Don Van Vliet (15th January 1941 – 17 December 2010) doesn’t much like Punk. At least, not this night he doesn’t. Throughout the performance he snipes barbed scorn at what was then-happening in music. Which is disappointing, in a way. You’d imagine he’d recognise a certain congruence of strategy between what he was doing, and at least the provocative mischief that lay at the roots of Punk. Particularly as ‘Doc At The Radar Station’ – the album he was promoting, is his most raw and abrasive in a while, with stunning onstage attacks of “Run Paint Run Run”, “A Carrot Is As Close As A Rabbit Gets To A Diamond” and “Making Love To A Vampire With A Monkey On My Knee”. But ‘hippie music’ was suddenly uncool, and the tour was poorly attended as a result, which is probably more what his vile bile is about. The guitarist mentioned is long-term Magic Bander Jeff Moris Tepper. Beefheart wears voluminous white pants with immense baggy pockets crammed lumpily with mysterious artefacts. From the depths of his pockets he produces felt-tips, and sketches surreal cartoons which he passes out to people in the audience… unfortunately, I’m not swift enough to snatch one. Damn! It would’ve made legendary cover-art for my ‘zine…!

Published in:
‘STOMP’ (UK – January 1984)
‘MINOTAUR No.21’ (USA – July 1990)

2 comments:

Andy L. said...

Rememebr struggling to get there from Hull where I was a student.
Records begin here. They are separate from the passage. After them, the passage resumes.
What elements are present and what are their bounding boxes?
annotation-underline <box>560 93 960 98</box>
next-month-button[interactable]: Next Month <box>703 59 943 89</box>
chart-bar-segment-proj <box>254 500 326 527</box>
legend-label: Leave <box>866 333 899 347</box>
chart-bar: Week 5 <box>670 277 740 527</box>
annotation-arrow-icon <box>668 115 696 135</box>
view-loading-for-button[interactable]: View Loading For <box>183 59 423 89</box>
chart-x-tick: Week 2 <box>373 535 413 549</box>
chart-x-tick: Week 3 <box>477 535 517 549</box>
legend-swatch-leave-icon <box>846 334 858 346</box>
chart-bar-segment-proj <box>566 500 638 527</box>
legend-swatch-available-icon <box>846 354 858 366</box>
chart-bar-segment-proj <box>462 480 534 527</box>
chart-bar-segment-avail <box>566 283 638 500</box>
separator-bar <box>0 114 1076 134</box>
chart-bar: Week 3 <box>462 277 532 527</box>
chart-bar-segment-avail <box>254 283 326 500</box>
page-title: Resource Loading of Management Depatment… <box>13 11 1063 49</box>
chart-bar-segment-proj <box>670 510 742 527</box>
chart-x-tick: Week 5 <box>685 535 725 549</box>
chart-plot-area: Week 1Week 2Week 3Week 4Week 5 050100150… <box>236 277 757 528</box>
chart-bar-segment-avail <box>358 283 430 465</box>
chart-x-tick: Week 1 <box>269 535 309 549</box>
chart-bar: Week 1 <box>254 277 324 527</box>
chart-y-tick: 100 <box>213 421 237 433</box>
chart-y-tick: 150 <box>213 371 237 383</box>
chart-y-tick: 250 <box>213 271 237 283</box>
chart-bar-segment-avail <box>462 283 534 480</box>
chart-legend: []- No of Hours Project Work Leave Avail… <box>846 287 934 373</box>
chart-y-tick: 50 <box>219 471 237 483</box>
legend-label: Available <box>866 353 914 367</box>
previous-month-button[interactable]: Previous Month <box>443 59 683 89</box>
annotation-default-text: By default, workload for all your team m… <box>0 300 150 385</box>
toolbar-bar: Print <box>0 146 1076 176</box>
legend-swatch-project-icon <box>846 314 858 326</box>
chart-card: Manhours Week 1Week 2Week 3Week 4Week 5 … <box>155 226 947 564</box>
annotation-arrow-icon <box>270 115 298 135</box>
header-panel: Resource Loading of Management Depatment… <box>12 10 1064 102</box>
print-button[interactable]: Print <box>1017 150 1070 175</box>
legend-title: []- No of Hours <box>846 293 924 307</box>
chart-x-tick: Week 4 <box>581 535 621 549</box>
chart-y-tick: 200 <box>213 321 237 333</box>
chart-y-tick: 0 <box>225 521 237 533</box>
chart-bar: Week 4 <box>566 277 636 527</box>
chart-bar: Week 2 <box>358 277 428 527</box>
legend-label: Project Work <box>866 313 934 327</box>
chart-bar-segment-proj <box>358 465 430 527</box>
Cancelled trains, replacement bus services, and didn't really have much of an idea where Wakefield was. He took offence at something (people shouting for Zoot Horn Rollo?) and disappeared for a while. Then came back with a banana - "I eat bananas but I ain't no ape". A great night, great man. Is there a bootleg of this anywhere? Andy L.

Anonymous said...

I was there! I remember him saying your are all "itty bitty test tubes in a centrifuge" - yes he got pissed at one point. I was wearing a firefighters heat helmet a bit like a space suit helmet we found it in an army surplus store in Leeds. Best gig of my life!!!